PySpark printSchema() Example

  • Post author:

pyspark.sql.DataFrame.printSchema() is used to print or display the schema of the DataFrame in the tree format along with column name and data type. If you have DataFrame with a nested structure it displays schema in a nested tree format.

1. printSchema() Syntax

Following is the Syntax of the printSchema() method, this method doesn’t take any parameters and print/display the schema of the PySpark DataFrame.


# printSchema() Syntax
DataFrame.printSchema()

2. PySpark printSchema() Example

First, let’s create a PySpark DataFrame with column names.


# Create DataFrame
spark = SparkSession.builder.master("local[1]") \
                    .appName('SparkByExamples.com') \
                    .getOrCreate()
columns = ["language","fee"]
data = [("Java", 20000), ("Python", 100000), ("Scala", 3000)]
df = spark.createDataFrame(data).toDF(*columns)

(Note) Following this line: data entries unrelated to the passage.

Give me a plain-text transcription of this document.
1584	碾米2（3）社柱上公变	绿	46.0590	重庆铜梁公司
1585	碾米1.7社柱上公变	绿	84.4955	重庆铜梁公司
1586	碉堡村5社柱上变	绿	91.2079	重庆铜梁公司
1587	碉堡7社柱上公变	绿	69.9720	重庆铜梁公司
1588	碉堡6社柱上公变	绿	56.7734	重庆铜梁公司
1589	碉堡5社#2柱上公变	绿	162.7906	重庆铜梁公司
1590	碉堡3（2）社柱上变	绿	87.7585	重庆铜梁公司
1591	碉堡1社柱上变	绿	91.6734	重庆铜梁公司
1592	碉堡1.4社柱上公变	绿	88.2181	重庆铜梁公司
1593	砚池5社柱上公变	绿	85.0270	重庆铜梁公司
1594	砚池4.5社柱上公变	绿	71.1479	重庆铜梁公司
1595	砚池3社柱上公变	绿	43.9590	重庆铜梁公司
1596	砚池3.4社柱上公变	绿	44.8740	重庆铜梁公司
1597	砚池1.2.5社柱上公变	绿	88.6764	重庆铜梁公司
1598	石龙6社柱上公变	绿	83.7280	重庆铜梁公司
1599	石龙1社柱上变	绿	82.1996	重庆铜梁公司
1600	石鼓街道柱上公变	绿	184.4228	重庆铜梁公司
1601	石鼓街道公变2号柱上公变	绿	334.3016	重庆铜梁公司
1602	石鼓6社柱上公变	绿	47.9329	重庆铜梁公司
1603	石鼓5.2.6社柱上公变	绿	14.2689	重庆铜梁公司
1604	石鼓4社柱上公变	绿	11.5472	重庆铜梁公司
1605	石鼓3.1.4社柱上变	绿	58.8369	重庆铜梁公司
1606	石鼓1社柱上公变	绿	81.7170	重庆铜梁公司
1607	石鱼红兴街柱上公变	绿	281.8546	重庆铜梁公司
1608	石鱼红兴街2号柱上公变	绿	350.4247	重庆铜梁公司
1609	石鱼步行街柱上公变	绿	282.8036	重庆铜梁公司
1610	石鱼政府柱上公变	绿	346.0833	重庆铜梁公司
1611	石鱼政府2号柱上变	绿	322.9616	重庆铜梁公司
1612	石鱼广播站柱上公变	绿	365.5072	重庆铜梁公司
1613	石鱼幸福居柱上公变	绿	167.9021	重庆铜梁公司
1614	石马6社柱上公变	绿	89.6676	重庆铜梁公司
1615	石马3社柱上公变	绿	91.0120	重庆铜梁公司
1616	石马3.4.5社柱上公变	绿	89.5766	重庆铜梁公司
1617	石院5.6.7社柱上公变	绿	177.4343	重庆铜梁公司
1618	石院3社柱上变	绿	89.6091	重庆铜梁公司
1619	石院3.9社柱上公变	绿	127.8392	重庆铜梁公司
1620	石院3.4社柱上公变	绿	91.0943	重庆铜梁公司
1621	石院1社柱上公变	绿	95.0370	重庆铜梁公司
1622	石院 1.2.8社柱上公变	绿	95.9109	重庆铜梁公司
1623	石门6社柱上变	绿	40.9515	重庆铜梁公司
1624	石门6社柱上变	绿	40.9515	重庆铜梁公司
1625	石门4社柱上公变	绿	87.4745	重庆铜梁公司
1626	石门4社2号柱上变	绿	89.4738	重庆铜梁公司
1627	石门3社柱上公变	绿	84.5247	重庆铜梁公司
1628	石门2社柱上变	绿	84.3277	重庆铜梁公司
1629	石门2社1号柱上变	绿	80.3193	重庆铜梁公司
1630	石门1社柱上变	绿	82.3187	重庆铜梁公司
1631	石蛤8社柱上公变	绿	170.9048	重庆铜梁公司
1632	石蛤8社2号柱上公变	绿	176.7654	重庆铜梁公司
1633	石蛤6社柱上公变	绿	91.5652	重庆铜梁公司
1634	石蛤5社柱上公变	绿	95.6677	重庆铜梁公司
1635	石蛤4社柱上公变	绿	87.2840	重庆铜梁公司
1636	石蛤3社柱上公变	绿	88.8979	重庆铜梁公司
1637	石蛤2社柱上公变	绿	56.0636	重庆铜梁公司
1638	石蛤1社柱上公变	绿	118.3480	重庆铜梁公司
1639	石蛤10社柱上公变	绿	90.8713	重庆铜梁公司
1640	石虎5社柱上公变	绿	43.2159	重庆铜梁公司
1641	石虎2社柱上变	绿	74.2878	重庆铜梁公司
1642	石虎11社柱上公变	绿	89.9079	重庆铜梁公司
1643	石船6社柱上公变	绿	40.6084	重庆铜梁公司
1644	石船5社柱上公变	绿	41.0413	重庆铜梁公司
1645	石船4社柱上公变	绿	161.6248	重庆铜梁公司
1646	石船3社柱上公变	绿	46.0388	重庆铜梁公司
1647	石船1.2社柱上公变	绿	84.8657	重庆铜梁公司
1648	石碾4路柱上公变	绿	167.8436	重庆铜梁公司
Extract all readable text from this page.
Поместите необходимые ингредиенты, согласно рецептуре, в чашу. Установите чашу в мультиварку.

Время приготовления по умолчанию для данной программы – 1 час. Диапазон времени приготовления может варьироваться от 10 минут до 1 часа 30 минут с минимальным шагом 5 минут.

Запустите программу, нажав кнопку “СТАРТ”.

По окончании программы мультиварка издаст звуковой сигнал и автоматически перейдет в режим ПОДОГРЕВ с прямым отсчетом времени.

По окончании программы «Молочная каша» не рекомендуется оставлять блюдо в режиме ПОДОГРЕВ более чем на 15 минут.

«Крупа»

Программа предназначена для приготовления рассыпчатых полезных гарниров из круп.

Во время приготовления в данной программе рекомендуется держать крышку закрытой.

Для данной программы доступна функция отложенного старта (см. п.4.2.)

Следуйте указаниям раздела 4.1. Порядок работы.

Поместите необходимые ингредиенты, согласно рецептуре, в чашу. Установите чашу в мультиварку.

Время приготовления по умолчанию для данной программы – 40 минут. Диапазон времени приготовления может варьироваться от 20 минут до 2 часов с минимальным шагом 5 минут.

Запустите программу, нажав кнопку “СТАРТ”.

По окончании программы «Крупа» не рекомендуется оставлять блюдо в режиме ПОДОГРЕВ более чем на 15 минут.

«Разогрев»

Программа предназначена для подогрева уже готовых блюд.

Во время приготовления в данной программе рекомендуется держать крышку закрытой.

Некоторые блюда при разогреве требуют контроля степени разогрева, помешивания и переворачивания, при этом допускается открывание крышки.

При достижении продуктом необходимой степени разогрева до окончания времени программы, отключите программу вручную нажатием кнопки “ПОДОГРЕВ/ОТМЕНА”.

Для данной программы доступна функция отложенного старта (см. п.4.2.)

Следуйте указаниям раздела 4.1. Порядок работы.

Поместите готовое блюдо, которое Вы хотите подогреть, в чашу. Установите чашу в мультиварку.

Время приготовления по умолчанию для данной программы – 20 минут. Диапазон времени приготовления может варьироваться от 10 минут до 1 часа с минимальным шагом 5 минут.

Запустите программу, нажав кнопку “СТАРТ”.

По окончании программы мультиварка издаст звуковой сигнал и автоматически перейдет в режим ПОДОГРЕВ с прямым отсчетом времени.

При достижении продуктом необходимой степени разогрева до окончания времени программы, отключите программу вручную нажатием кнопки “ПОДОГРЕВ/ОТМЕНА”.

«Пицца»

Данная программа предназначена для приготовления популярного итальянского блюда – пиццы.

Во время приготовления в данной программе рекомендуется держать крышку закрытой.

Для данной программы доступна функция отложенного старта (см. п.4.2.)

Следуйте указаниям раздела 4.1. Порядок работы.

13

The above example creates the DataFrame with two columns language and fee. Since we have not specified the data types it infers the data type of each column based on the column values (data). now let’s use printSchama() which displays the schema of the DataFrame on the console or logs.


# Print Schema
df.printSchema()

# Output
#root
# |-- language: string (nullable = true)
# |-- fee: long (nullable = true)

Now let’s assign a data type to each column by using PySpark StructType and StructField.


# With Specific data types
from pyspark.sql.types import StructType,StructField, StringType, IntegerType

schema = StructType([ \
    StructField("language",StringType(),True), \
    StructField("fee",IntegerType(),True)
  ])
 
df = spark.createDataFrame(data=data,schema=schema)
df.printSchema()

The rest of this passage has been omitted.